Hydatid disease most frequently involves the liver (50%-70%) and lungs (20%-30%), which can be explained by a hypothesized novel dissemination theory via diaphragmatic lymphatic drainage proposed by Isitmangil et al[5]. However, other organs may be involved as well, such as the brain, heart, bone and muscle (10%)[6]. Subcutaneous location or extension of a hydatid cyst is even more rare[7-9]. This rare localization of echinococcosis presents as painless soft tissue tumors or lipomas and the patient usually does not seek surgical advice.
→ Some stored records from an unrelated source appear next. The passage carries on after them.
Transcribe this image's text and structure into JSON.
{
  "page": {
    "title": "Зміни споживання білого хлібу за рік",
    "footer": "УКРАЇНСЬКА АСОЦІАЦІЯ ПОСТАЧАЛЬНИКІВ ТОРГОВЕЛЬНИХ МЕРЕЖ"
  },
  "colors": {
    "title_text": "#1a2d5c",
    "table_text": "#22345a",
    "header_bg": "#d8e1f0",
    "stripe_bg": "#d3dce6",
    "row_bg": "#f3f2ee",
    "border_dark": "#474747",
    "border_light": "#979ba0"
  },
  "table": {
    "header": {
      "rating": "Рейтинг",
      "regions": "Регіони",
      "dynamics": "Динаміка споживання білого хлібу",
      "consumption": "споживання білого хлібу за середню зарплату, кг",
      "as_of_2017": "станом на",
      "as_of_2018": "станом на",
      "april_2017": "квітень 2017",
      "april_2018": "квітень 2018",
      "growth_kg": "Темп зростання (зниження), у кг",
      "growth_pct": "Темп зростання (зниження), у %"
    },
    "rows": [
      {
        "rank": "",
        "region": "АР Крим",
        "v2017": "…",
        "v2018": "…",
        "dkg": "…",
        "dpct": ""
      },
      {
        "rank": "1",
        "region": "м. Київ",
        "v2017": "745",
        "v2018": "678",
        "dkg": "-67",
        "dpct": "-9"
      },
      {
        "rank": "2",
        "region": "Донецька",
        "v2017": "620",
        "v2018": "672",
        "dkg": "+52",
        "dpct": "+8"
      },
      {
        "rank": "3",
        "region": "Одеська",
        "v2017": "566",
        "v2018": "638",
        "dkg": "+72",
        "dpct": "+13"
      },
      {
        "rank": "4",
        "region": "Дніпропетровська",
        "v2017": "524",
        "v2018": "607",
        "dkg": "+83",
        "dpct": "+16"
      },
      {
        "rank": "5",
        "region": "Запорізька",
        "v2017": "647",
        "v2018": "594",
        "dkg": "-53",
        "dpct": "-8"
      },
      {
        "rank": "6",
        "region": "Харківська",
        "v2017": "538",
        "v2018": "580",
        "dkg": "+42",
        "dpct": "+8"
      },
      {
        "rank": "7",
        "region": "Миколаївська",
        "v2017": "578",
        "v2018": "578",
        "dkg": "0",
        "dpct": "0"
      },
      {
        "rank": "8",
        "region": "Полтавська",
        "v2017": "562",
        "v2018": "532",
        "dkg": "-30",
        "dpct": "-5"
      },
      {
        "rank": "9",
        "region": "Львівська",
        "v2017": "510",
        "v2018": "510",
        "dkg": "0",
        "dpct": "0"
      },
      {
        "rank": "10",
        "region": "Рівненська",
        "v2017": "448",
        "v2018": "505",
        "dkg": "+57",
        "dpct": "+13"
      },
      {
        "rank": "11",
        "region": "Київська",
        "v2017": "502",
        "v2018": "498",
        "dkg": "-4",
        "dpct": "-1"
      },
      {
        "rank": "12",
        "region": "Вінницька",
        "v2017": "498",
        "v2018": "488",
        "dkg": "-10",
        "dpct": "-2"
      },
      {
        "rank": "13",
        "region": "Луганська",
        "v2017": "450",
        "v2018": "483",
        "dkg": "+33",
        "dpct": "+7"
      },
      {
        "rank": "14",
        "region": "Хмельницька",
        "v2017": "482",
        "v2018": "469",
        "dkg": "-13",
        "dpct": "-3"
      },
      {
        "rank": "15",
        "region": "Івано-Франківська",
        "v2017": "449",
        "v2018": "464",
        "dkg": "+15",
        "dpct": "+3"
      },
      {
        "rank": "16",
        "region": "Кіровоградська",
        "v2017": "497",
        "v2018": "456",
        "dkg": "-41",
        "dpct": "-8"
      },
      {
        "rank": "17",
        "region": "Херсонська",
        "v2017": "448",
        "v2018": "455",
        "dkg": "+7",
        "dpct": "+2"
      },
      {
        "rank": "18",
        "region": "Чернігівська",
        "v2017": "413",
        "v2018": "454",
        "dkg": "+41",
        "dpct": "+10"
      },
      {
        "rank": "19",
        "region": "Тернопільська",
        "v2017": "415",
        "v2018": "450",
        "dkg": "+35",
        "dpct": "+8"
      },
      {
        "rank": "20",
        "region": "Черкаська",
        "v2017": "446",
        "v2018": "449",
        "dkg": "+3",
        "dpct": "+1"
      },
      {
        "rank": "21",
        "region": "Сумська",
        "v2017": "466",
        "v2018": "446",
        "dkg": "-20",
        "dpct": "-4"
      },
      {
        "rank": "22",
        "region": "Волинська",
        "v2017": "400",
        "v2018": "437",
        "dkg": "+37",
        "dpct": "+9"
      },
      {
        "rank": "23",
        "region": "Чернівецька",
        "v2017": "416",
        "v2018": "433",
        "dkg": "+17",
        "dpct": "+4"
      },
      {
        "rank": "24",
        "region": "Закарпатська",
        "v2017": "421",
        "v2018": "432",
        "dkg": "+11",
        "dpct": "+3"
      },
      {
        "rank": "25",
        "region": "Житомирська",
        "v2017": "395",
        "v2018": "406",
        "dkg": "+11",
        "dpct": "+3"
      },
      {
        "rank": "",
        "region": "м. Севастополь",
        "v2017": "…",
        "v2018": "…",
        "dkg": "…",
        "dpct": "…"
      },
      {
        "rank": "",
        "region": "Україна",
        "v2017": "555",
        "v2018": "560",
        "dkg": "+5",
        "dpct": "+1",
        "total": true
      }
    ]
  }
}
Total excision of hydatid cysts is the definitive therapy. A thorough preoperative study of the involved organs combining the findings of chest radiograph, ultrasonography, computed tomography and magnetic resonance imaging is necessary. The bilateral subcostal incision performed in this case has the advantage of a better approach to both the abdominal and thoracic lesions, without necessitating the use of standard thoracotomy which is preferred to treat intrathoracic extrapleural hydatid disease. However, repair or reconstruction of the diaphragm poses a technical challenge. If a synthetic mesh is used to close the defect, it must be properly applied and sutured under tension to avoid paradoxical movement and respiratory distress postoperatively. Moreover, septic complications related to mesh reconstruction during these procedures are rare and have not been reported in the literature.